In legitimate contracting, the principal is merely an indirect employer of his contractor’s employees. The law creates an employer-employee relationship only for a limited purpose, which is to ensure that the employees are paid their wages.

Being so, the principal becomes solidarily liable with the contractor if the latter fails to pay the employees’ wages even if he has paid the worker’s wage rates stipulated in the contract with the contractor.

The Labor Code provides that the liability of the principal will only be “to the extent of the work performed under the contract, in the same manner and extent that he is liable to employees directly employed by him.”

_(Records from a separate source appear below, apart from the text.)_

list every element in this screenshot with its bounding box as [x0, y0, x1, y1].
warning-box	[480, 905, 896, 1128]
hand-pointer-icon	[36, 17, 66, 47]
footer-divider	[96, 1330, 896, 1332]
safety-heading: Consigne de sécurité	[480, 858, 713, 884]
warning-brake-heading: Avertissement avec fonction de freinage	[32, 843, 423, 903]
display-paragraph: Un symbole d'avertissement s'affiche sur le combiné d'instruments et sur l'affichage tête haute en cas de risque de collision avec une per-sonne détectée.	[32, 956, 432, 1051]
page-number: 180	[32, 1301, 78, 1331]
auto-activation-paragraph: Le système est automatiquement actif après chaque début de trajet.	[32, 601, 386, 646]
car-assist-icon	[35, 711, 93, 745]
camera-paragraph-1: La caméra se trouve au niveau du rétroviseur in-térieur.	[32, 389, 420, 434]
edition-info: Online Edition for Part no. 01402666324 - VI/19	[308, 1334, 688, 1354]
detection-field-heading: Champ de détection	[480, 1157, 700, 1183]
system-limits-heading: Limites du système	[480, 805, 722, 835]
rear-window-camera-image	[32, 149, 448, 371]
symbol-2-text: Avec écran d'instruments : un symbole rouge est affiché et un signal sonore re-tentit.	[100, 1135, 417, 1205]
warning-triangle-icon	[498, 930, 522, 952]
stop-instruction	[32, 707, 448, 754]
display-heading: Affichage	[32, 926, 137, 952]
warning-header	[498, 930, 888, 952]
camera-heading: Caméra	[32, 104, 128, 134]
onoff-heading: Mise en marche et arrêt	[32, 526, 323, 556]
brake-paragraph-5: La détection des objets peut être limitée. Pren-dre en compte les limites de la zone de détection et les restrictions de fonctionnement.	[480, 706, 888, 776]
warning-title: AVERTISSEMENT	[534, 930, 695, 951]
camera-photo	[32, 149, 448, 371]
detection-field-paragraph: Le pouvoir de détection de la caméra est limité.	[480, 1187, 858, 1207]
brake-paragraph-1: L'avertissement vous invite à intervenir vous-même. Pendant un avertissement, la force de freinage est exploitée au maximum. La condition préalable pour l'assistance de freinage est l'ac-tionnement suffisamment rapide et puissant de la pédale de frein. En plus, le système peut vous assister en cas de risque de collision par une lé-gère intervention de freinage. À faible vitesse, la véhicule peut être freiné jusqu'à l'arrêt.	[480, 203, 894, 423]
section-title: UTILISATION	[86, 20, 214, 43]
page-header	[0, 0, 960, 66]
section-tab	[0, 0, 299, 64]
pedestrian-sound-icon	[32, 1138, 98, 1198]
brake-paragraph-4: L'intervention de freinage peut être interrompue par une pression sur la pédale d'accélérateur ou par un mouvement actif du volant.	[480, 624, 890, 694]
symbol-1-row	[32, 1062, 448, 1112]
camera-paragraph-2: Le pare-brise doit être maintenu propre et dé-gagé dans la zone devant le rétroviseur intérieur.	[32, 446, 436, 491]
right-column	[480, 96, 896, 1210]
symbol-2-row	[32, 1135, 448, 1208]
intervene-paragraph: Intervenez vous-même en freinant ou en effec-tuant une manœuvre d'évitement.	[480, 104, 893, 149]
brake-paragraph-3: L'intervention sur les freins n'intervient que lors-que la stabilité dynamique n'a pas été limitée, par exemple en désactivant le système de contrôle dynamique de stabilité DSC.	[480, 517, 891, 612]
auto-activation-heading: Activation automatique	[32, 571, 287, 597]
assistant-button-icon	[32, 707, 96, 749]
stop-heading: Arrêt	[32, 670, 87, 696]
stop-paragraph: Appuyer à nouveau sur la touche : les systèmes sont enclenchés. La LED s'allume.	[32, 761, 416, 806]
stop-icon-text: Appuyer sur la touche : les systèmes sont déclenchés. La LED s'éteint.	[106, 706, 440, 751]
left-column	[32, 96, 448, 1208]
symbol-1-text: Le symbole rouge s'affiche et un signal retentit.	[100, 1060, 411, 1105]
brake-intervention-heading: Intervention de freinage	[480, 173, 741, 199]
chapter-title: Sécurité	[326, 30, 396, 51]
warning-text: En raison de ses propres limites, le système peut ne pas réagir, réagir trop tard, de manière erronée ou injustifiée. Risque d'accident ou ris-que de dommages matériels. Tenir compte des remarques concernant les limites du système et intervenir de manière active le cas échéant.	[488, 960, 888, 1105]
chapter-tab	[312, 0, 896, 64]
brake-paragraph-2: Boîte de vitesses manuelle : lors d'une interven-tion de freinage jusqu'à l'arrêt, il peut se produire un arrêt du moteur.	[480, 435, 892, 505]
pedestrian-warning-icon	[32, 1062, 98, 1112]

This was interpreted in the case of Rosewood Processing, Inc. v. NLRC to mean that the principal’s liability to the contractor’s employees extends only to the period during which they were working for the principal. Likewise, in a GSIS v. NLRC et al. case, the Supreme Court ruled that the liability covers the payment of the employees’ salary differential and 13th-month pay during the time they worked for the principal.

Under Article 109 of the Labor Code, the principal can also be held liable for any violation of any provision of the Labor Code. This liability is qualified or limited liability. That is, if the liability involves an award for back wages and separation pay because of an illegal dismissal of the contractor’s employees, the liability should be solely that of the contractor, in the absence of proof that the principal conspired with the contractor in the commission of the illegal dismissal.

In two other cases, it was held that the solidary liability of a principal extends not only to wages but also to other violations of the Labor Code. These cases, however, were modified such that the contractor’s employees can no longer insist their claims of back wages and separation pay from the principal.

As an example, in Meralco Industrial Engineering Services Corporation v. NLRC, the Supreme Court ruled that Article 109 of the Labor Code must be read in relation to Articles 106 and 107 and, therefore, the principal is only solidarily liable with the contractor if the latter fails to pay the wages of its employees.

This principle is also applied in Vigilla et al. v. Philippine College of Criminology, Inc., which established that, in legitimate contracting arrangement, the principal becomes jointly and severally liable with the contractor only for the payment of the employees’ wages whenever the contractor fails to pay them, and is not responsible for any claim made by the contractor’s employees.

It follows then that the liability of the principal under Article 109 of the Labor Code is limited by Article106, which limits the liability of a principal to the wages of the contractor’s employees. As such, it is on good authority that the current rule pronounced in the Rosewood case and cases thereafter remains good law.

Other than the obligation of the contractors and principals to strictly comply with the requisites for legitimate contracting arrangements, courts also have the duty to observe legal precedents laid down by the Supreme Court in order not to make the principals liable for claims that are beyond the principal’s responsibility.

Mayette H. Tapia is an associate of the Labor and Employment Department of the Angara Abello Concepcion Regala & Cruz Law Offices.